A quarta edição da maior pista de dança do país, que contou com mais de 5000 festivaleiros no primeiro dia, abriu portas pouco antes das 18h, quando a fila já se fazia sentir. Muitos destes festivaleiros marcavam certamente presença para ouvir o muito esperado Nicky Romero, mas antes do cabeça de cartaz subir ao palco houve ainda tempo para Will Sparks aquecer a mesa de mistura, com um reportório variado e ambicioso, contribuindo assim para o crescente reconhecimento do jovem australiano e para o seu característico e eletrizante EDM.

Festival Dancefloor '18 - Leiria estremeceu

O mesmo dia foi ainda marcado pelas presenças dos portugueses Kevu e dos irmãos Vinai, que fizeram elevar muitas mãos e braços em jeito de celebração. A felicidade já era bem patente quando Nicky Romero subiu ao palco para pôr o público em apoteose. O DJ holandês, número 18 do ranking da revista britânica DJ Mag, veio munido de remixes bem conhecidos pelo público presente, tais como “S.O.T.U.”, “Legacy”, “Toulouse” ou “I could Be The One”, uma parceria com o recentemente falecido Avicii. Acompanhado por um intenso espetáculo de luzes, Nicky Romero fez o deleite dos presentes e certamente superou as expectativas que se faziam sentir no ar.

A noite já ia longa quando o hardstyle soou pela primeira vez nas colunas à mercê das mãos dos muitos experientes Noisecontrollers. Com mais de uma década de carreira, a dupla, composta por Bas Oksam e Arjan Terpstra, subiu ao palco sob um coro intenso de aplausos e saiu de igual maneira. Pelo meio, passaram temas como “Marlboro Man” ou “Ctrl.Alt.Delete.”, autênticos cânones da esfera hardstyle, para êxtase dos muitos fãs presentes.

 

O segundo dia arrancou com peso e medida ao som New Id e posteriormente Borgore. No entanto, o aquecimento foi mesmo da parte da manhã, quando os festivaleiros presentes puderam usufruir de aulas de zumba, body pump e cycling, num evento em comunhão com o festival a ter lugar no estádio municipal de Leiria, transformado num ginásio ao ar livre para o efeito. Retomando o carácter musical, Borgore atuou e não defraudou a esperança em si depositada para deixar saudades na multidão presente, que duplicou durante a sua atuação impregnada de “heavy drops” e de muita adrenalina. Este génio israelita do EDM chega a Portugal depois do seu mais recente trabalho, Dancing Astronaut ter sido muito bem recebido pela crítica internacional, colocando-o como um dos DJs com mais influência na cultura da música eletrónica, tendo já atuado em palcos como Tomorrowland, Made In America ou EDC Las Vegas.

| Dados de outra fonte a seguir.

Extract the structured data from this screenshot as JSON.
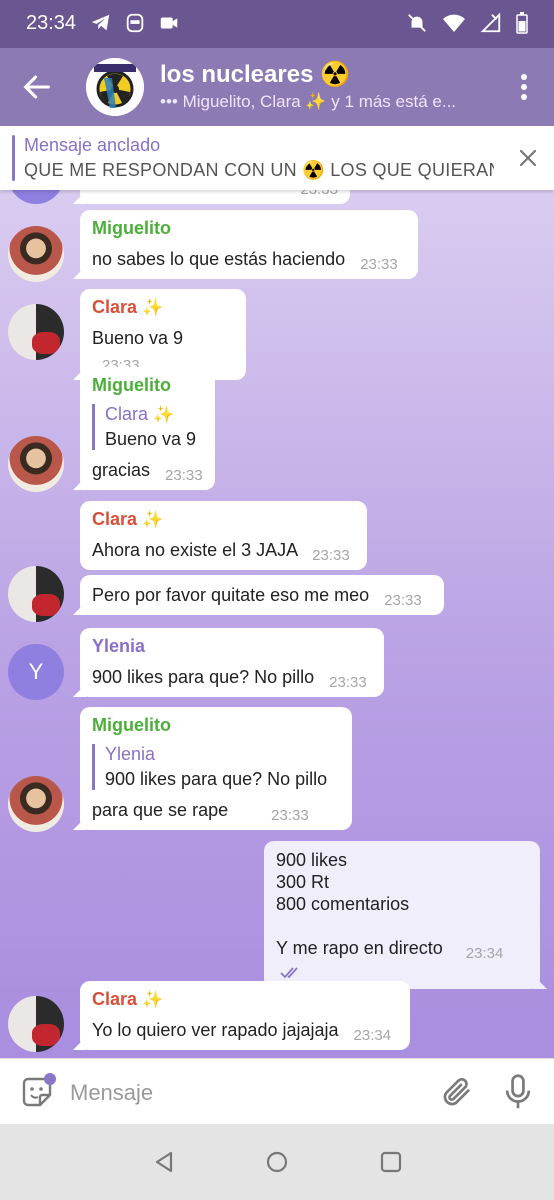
{
  "status_bar": {
    "time": "23:34",
    "icons_left": [
      "telegram-icon",
      "app-icon",
      "video-icon"
    ],
    "icons_right": [
      "mute-bell-icon",
      "wifi-icon",
      "no-signal-icon",
      "battery-icon"
    ]
  },
  "header": {
    "title": "los nucleares",
    "title_emoji": "☢️",
    "subtitle": "••• Miguelito, Clara ✨ y 1 más está e..."
  },
  "pinned": {
    "title": "Mensaje anclado",
    "text": "QUE ME RESPONDAN CON UN ☢️ LOS QUE QUIERAN P..."
  },
  "messages": [
    {
      "partial_time": "23:33"
    },
    {
      "sender": "Miguelito",
      "text": "no sabes lo que estás haciendo",
      "time": "23:33"
    },
    {
      "sender": "Clara",
      "sparkle": "✨",
      "text": "Bueno va 9",
      "time": "23:33"
    },
    {
      "sender": "Miguelito",
      "reply_name": "Clara",
      "reply_sparkle": "✨",
      "reply_text": "Bueno va 9",
      "text": "gracias",
      "time": "23:33"
    },
    {
      "sender": "Clara",
      "sparkle": "✨",
      "text": "Ahora no existe el 3 JAJA",
      "time": "23:33"
    },
    {
      "text": "Pero por favor quitate eso me meo",
      "time": "23:33"
    },
    {
      "sender": "Ylenia",
      "avatar_letter": "Y",
      "text": "900 likes para que? No pillo",
      "time": "23:33"
    },
    {
      "sender": "Miguelito",
      "reply_name": "Ylenia",
      "reply_text": "900 likes para que? No pillo",
      "text": "para que se rape",
      "time": "23:33"
    },
    {
      "lines": [
        "900 likes",
        "300 Rt",
        "800 comentarios",
        "",
        "Y me rapo en directo"
      ],
      "time": "23:34",
      "status": "read"
    },
    {
      "sender": "Clara",
      "sparkle": "✨",
      "text": "Yo lo quiero ver rapado jajajaja",
      "time": "23:34"
    }
  ],
  "input": {
    "placeholder": "Mensaje"
  },
  "colors": {
    "header": "#8c7ab4",
    "status_bar": "#6a5792",
    "sender_miguelito": "#4caf39",
    "sender_clara": "#d9503a",
    "sender_ylenia": "#8a6fc9",
    "accent": "#8a76c6"
  }
}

Festival Dancefloor '18 - Carnage

O tempo foi voando e a temperatura subindo, até chegar um dos mais aguardados do festival – falamos pois do “very special guest” Carnage. Conhecedor do português, a conexão com o público foi imediata, e a adesão aos loucos drops e clímaxes foi tal, que todo o recinto se deixou levar por um único ritmo, o ritmo do norte-americano DJ Carnage. Houve ainda tempo para algumas homenagens da parte de Carnage, passando temas de artistas recentemente falecidos, nomeadamente Avicci e XXXTENTACION.

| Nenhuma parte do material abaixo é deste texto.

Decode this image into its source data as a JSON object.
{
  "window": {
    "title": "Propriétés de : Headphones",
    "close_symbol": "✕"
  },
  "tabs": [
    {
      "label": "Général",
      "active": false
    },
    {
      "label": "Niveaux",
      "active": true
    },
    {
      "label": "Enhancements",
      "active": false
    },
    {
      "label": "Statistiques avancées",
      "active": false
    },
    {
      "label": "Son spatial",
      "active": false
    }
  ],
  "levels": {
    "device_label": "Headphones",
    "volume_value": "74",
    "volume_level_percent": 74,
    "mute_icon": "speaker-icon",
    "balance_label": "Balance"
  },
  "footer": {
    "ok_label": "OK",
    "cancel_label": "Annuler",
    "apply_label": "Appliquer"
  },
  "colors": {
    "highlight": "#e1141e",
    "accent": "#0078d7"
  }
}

Logo de seguida e sem abrandar, subiu ao palco a dupla holandesa BLASTERJAXX, que recentemente consolidou o seu lugar ao lado de grandes nomes de EDM como Steve Aoki ou Hardwell, inclusive remisturando estes dois artistas e atuando com os mesmos.

Festival Dancefloor '18 - Leiria estremeceu

Pouco passava das 3h quando os Audiotricz subiram ao palco para encerrar o festival Dancefloor 2018, que fez do estádio Dr. Magalhães Pessoa a maior pista de dança do país, e que em dois dias contou com a presença de mais de 15 mil festivaleiros amantes de EDM e hardstyle.

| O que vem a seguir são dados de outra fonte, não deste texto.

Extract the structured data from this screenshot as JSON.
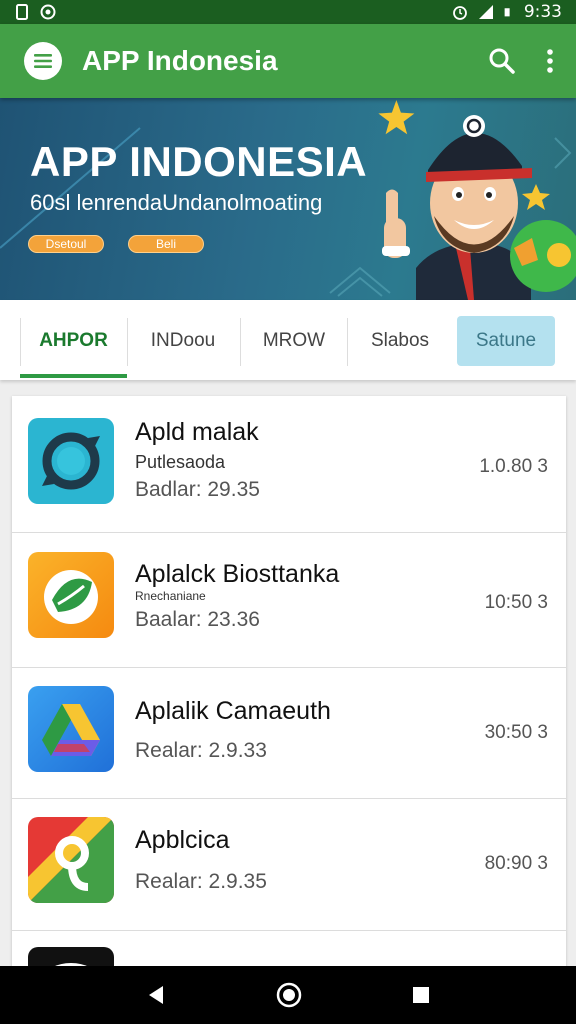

A aposta na música eletrónica não vai abrandar e, nas palavras da organização, “perspectivamos colocar Portugal na rota dos festivais internacionais de música eletrónica”, descansando assim o crescente número de fãs deste estilo de música que, durante um fim-de-semana, fez estremecer Leiria. Escusado será dizer que 2019 será ano de muita dança.